Several candidates urged supporters in threatened areas to remove campaign signs. "The last thing we want is for yard signs to become projectiles," said Tim Kaine, a Democrat running for the U.S. Senate in Virginia.

In Maryland, where voters casting early ballots formed lines three or four blocks long Sunday under pewter-gray skies, Democratic Gov. Martin O'Malley announced he would halt early voting Monday to keep voters out of danger. The state is considered a sure win for Obama.

But Sandy's impact on Democratic and Republican get-out-the-vote efforts in closely contested battlegrounds like North Carolina, Virginia, Ohio and New Hampshire was less clear. A large turnout generally benefits Democrats.

With millions of people at risk of losing power, utility companies rushed in reinforcement crews and equipment from as far away as New Mexico. Some areas could get a foot of rain over several days, and the rest of the Mid-Atlantic region was likely to get 4 to 8 inches.

Officials warned that the combination of downed trees, flooding, fallen power lines and other dangers were a lethal mix.
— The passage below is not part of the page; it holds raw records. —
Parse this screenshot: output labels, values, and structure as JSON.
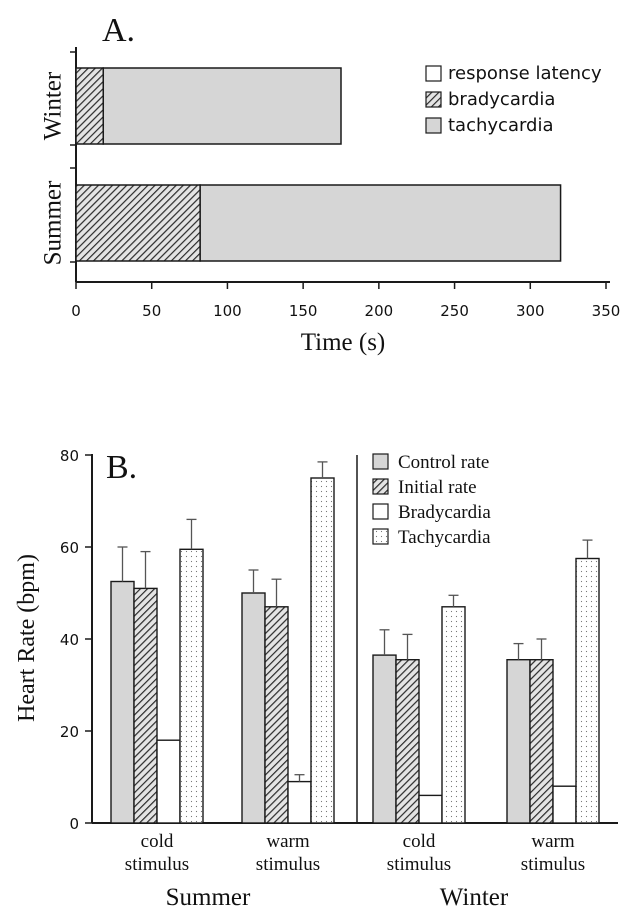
{
  "chart_data": [
    {
      "panel_label": "A.",
      "type": "bar",
      "orientation": "horizontal",
      "stacked": true,
      "categories": [
        "Winter",
        "Summer"
      ],
      "series": [
        {
          "name": "response latency",
          "values": [
            0,
            0
          ],
          "pattern": "open"
        },
        {
          "name": "bradycardia",
          "values": [
            18,
            82
          ],
          "pattern": "hatched"
        },
        {
          "name": "tachycardia",
          "values": [
            157,
            238
          ],
          "pattern": "grey"
        }
      ],
      "x_ticks": [
        "0",
        "50",
        "100",
        "150",
        "200",
        "250",
        "300",
        "350"
      ],
      "xlabel": "Time (s)",
      "xlim": [
        0,
        350
      ],
      "legend_position": "top-right"
    },
    {
      "panel_label": "B.",
      "type": "bar",
      "groups": [
        {
          "name": "Summer",
          "categories": [
            "cold\nstimulus",
            "warm\nstimulus"
          ]
        },
        {
          "name": "Winter",
          "categories": [
            "cold\nstimulus",
            "warm\nstimulus"
          ]
        }
      ],
      "series": [
        {
          "name": "Control rate",
          "values": [
            52.5,
            50,
            36.5,
            35.5
          ],
          "errors": [
            7.5,
            5,
            5.5,
            3.5
          ],
          "pattern": "grey"
        },
        {
          "name": "Initial rate",
          "values": [
            51,
            47,
            35.5,
            35.5
          ],
          "errors": [
            8,
            6,
            5.5,
            4.5
          ],
          "pattern": "hatched"
        },
        {
          "name": "Bradycardia",
          "values": [
            18,
            9,
            6,
            8
          ],
          "errors": [
            0,
            1.5,
            0,
            0
          ],
          "pattern": "open"
        },
        {
          "name": "Tachycardia",
          "values": [
            59.5,
            75,
            47,
            57.5
          ],
          "errors": [
            6.5,
            3.5,
            2.5,
            4
          ],
          "pattern": "dotted"
        }
      ],
      "y_ticks": [
        "0",
        "20",
        "40",
        "60",
        "80"
      ],
      "ylabel": "Heart Rate (bpm)",
      "ylim": [
        0,
        80
      ],
      "legend_position": "top-right"
    }
  ]
}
Hurricane Sandy left about 60 people dead in the Caribbean last week before heading north.

Not even Halloween was safe.

"To have to cancel is a little bit heartbreaking," Nicole Purmal said Sunday as workers dismantled rides and game stalls at Coney Island's Luna Park, where the "Night of Horrors" was called off. "You just don't want to take the risk," said Purmal, marketing manager at Coney Island, 15 miles from midtown Manhattan.